As the Liberal party’s pollster, Mark Textor, told Lateline this week: “Economic anxiety is number one, two and three on the issue agenda.” Textor
said the government needed to find “really greater clarity around what
is the core to the economic strategy. Is it to diversify the economy? Is
it to rekindle parts of the mining and resources community? Is it to
release growth through greater productivity? … As I said, those
questions, from an economic perspective, still have to be answered.” Back to the morning notes and there is still no answer. “We’ve
handed down a $50bn infrastructure package, the single largest
infrastructure package in Australia’s history,” they say, except most of
the package was re-announcements or money redirected from public
transport projects to roads. “We’ve cut $2bn in red tape”, they say.
Getting rid of truly unnecessary regulations is a good thing, but this
boast isn’t exactly a barbecue stopper.
The prime minister did his Friday doorstop at a Melbourne firm that
makes dental amalgams and fillings, and might be able to export more to
China because a 5% tariff is being removed under the recently signed
China free trade agreement. The new FTAs do offer the possibility of
expanding trade, but often in small ways that don’t look all that
exciting, like the prospect of exporting extra dental amalgam. And
beyond the FTAs we’re back to the carbon/mining tax repeal mantra.
Joe Hockey was praised as a ‘man of remarkable resilience’ by Tony Abbott.Photograph: Stefan Postles/Getty Images
If the problems are not Labor’s fault, they’re Joe Hockey’s fault.
This isn’t in the morning notes, which advise that “if asked” MPs
should swat away the idea that ministers are “losing faith” with Hockey
by calling it “speculation upon speculation”. But with newspaper
headlines such as “Joe’s on the nose”, it’s pretty obvious some in the
government would like the treasurer to take the fall for the
government’s difficulties. Now newspapers are commissioning polls about
who voters “prefer” as treasurer, which serves only to exacerbate the
instability.
Tony defends Joe – sort of. “Joe Hockey has been criticised lately,
but I tell you what ... he is someone who bounces back, and that is what
he is doing now,” he says. “He is a man of remarkable resilience, focus
and grit.” But he also defends his beleaguered and almost-indefensible
defence minister, David Johnston. And he says he is planning a reshuffle before the next election.

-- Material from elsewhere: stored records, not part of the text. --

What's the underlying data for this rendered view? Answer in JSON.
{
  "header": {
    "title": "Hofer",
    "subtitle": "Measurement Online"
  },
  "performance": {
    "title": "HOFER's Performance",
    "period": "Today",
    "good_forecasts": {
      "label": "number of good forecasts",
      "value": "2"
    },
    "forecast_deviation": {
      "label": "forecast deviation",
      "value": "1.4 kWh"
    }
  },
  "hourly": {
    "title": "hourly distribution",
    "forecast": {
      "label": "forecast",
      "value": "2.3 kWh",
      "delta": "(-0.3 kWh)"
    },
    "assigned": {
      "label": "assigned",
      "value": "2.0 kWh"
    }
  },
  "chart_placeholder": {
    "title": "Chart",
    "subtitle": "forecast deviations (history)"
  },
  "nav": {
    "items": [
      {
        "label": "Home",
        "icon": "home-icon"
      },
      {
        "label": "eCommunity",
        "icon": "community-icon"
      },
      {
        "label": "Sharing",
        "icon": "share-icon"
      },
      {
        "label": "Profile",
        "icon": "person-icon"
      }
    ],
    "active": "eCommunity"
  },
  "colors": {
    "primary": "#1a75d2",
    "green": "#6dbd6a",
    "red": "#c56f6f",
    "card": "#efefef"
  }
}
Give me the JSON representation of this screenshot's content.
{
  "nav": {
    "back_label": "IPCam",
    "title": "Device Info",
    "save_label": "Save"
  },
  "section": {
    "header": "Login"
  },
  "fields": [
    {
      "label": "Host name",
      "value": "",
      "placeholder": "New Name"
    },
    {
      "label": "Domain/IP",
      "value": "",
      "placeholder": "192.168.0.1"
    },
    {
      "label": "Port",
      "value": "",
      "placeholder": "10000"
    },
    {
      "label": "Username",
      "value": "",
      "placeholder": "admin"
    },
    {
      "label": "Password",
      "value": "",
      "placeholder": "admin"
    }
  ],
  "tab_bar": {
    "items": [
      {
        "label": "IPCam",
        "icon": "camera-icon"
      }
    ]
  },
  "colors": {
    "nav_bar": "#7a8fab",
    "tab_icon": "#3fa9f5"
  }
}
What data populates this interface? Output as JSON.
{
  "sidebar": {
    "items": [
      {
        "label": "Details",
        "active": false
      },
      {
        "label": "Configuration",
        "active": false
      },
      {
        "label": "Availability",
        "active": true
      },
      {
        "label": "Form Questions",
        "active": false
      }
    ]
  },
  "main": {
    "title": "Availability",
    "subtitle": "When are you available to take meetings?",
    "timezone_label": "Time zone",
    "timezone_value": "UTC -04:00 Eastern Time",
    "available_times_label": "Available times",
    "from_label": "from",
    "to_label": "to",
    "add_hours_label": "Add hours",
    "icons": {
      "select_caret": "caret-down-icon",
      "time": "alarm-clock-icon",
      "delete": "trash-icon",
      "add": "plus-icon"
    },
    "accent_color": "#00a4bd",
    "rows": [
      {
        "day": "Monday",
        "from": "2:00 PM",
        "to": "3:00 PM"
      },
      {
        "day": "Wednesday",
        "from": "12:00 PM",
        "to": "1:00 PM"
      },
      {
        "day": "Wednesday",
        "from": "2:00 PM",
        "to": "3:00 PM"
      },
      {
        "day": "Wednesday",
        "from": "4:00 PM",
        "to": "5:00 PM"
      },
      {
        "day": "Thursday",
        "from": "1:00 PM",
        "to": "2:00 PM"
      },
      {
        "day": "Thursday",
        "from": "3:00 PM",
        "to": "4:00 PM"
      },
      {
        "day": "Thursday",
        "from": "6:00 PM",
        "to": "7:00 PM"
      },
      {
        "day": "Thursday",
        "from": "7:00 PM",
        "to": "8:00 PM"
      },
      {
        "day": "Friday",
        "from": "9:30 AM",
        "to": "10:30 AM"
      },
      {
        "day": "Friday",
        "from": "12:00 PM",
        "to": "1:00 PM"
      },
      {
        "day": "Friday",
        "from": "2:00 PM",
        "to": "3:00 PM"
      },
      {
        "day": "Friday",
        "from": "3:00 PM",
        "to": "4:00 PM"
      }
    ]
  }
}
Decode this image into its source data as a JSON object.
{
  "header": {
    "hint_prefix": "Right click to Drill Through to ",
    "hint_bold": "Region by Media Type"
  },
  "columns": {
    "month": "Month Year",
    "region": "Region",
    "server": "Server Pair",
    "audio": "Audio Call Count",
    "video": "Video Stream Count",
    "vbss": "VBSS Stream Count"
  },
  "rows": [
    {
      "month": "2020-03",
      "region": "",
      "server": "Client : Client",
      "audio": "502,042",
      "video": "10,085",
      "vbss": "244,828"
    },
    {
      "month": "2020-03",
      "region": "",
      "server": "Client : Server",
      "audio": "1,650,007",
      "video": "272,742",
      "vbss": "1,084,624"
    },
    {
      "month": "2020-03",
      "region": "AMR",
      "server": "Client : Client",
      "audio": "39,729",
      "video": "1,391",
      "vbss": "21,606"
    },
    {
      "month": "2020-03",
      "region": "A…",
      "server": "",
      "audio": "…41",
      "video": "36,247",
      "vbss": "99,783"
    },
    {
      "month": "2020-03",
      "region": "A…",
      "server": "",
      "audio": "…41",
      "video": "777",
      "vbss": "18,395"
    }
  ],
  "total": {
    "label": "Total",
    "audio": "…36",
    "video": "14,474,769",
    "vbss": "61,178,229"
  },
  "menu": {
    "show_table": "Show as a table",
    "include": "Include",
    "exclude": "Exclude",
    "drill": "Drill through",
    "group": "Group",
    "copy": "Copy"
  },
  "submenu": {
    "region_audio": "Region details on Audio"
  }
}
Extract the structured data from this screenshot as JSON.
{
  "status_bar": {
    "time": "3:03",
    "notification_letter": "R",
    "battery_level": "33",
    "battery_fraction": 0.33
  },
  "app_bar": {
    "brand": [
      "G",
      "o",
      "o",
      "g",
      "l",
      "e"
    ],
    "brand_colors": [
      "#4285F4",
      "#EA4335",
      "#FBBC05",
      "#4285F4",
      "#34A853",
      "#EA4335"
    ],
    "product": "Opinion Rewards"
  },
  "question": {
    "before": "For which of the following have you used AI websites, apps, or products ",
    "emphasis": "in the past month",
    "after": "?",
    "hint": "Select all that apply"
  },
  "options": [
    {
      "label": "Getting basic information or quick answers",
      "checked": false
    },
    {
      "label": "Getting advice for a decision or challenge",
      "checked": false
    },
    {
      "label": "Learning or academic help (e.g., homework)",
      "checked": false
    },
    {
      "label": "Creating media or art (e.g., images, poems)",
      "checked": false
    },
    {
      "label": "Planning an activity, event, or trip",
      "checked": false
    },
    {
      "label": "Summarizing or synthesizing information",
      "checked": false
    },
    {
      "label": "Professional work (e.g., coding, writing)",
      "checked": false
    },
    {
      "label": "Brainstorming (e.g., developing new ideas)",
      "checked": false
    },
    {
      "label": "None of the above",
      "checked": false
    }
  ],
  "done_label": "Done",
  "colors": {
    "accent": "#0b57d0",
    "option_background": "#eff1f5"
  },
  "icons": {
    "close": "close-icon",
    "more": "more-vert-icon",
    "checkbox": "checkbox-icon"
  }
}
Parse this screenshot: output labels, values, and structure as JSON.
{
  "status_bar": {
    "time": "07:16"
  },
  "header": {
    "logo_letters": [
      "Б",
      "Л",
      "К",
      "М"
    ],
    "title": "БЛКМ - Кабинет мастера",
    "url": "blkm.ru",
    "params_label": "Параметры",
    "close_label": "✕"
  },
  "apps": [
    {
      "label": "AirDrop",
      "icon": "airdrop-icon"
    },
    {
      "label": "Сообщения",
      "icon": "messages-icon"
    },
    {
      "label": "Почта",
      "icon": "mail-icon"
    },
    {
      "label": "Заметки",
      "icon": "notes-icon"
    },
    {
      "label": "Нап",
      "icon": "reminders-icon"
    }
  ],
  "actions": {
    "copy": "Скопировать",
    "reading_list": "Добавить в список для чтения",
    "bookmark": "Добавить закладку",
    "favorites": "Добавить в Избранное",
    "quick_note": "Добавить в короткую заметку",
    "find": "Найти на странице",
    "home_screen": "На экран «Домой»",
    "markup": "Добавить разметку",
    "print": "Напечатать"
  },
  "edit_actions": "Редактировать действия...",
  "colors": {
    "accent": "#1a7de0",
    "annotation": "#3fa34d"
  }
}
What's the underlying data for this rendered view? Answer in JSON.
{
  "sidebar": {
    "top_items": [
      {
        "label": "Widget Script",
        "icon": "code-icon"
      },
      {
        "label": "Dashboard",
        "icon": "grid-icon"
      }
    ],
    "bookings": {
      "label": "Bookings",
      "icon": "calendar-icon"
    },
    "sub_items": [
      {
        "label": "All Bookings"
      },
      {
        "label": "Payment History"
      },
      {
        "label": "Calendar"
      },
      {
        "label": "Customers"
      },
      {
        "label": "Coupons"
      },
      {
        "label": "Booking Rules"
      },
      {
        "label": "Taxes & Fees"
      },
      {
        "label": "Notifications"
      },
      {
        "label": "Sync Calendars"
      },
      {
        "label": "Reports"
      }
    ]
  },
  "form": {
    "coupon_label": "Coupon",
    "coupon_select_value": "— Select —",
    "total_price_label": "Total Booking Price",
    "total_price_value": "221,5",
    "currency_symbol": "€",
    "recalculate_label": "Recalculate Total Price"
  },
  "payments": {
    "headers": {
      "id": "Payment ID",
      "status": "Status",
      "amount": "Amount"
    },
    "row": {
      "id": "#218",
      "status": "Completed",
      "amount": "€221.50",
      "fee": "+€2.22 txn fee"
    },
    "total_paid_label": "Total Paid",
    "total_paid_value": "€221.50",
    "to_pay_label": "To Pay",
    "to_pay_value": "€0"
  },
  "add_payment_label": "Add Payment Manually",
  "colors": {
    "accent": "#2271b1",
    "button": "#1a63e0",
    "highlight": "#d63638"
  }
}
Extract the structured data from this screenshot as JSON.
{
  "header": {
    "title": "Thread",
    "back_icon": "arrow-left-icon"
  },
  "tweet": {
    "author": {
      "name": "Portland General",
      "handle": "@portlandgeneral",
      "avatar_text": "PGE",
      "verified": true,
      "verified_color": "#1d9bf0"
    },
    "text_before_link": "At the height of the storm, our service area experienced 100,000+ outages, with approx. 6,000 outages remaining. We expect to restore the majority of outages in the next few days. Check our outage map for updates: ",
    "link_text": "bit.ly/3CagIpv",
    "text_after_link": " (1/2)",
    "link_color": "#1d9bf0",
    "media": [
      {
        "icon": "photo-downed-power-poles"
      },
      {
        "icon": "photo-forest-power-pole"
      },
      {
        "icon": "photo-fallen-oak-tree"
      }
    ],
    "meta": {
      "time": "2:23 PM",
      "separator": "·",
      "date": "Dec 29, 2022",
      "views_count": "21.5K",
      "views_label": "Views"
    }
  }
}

Senior sources suggest blaming Hockey is a way to deflect criticism
from the performance of Abbott himself as possible alternative future
contenders, such as the foreign minister, Julie Bishop, are obviously
raising their public profile. When asked whether he would ever
consider standing aside Abbott says no, because “the worst thing for
Australia would be to have another unstable, short-term government.” But based on its current performance and polling, that is exactly what the Abbott government appears to be.